El médico salió de la celda. Justo después los carceleros me pusieron el informe delante de la cara junto a un bolígrafo. Su mirada era gélida. Comprendí que si no firmaba estaba muerto. Ponía que había agredido a otros presos en el patio y que los carceleros habían tenido que intervenir para restablecer el orden. Mi corazón no quería firmar pero la sed y los dolores de mi cuerpo me empujaban a hacerlo. Intenté escribir mi nombre, pero el boli no tenía intención de funcionar. Ni siquiera el bolígrafo quería que firmase. Mientras tanto me cayeron un par de gotas de sangre de la nariz que sequé con la manga de mi camisa. Me dieron otro bolígrafo. Me quedé indeciso un momento. Mi corazón seguía poniendo resistencia mientras la mano firmaba la declaración. Los carceleros sonrieron satisfechos.

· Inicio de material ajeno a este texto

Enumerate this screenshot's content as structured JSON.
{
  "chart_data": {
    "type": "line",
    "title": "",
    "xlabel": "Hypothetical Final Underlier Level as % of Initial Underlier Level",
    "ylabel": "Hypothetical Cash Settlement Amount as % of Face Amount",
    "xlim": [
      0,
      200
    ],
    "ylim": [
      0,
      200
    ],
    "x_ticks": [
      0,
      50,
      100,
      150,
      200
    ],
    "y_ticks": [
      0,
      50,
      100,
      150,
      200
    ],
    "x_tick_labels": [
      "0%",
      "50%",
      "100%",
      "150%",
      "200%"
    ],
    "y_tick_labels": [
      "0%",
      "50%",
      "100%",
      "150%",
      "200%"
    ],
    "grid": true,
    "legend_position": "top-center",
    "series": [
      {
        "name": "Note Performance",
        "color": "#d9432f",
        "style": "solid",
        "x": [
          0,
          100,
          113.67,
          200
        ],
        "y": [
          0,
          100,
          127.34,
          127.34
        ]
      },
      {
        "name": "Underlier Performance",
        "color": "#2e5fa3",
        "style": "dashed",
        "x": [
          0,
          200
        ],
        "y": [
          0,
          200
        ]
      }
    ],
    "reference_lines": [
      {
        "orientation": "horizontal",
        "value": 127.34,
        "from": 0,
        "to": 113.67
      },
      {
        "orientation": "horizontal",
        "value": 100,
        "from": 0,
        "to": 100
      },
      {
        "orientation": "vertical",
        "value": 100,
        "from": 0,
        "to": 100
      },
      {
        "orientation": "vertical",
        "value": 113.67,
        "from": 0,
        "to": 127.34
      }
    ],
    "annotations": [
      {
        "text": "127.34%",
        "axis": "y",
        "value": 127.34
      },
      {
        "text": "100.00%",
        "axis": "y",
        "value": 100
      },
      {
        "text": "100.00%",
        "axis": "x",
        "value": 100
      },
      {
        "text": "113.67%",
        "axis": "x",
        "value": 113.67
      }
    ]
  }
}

Rápidamente me dieron una botella de agua. Bebí casi la mitad, la otra la dejé para la noche. Me llevaron a la enfermería y me dieron cinco puntos en un lado de la cabeza y siete en el otro […]. Cuando volví a la celda encontré mis cosas, pan, manzanas y queso. Uno de los carceleros, con un grueso bigote, antes de cerrar la puerta me gritó: «Estarás seis meses en aislamiento». Tenía lágrimas en los ojos, pero las hice recular. Pensé que había sido un cobarde por firmar esa declaración. Y como castigo no me permitiría llorar.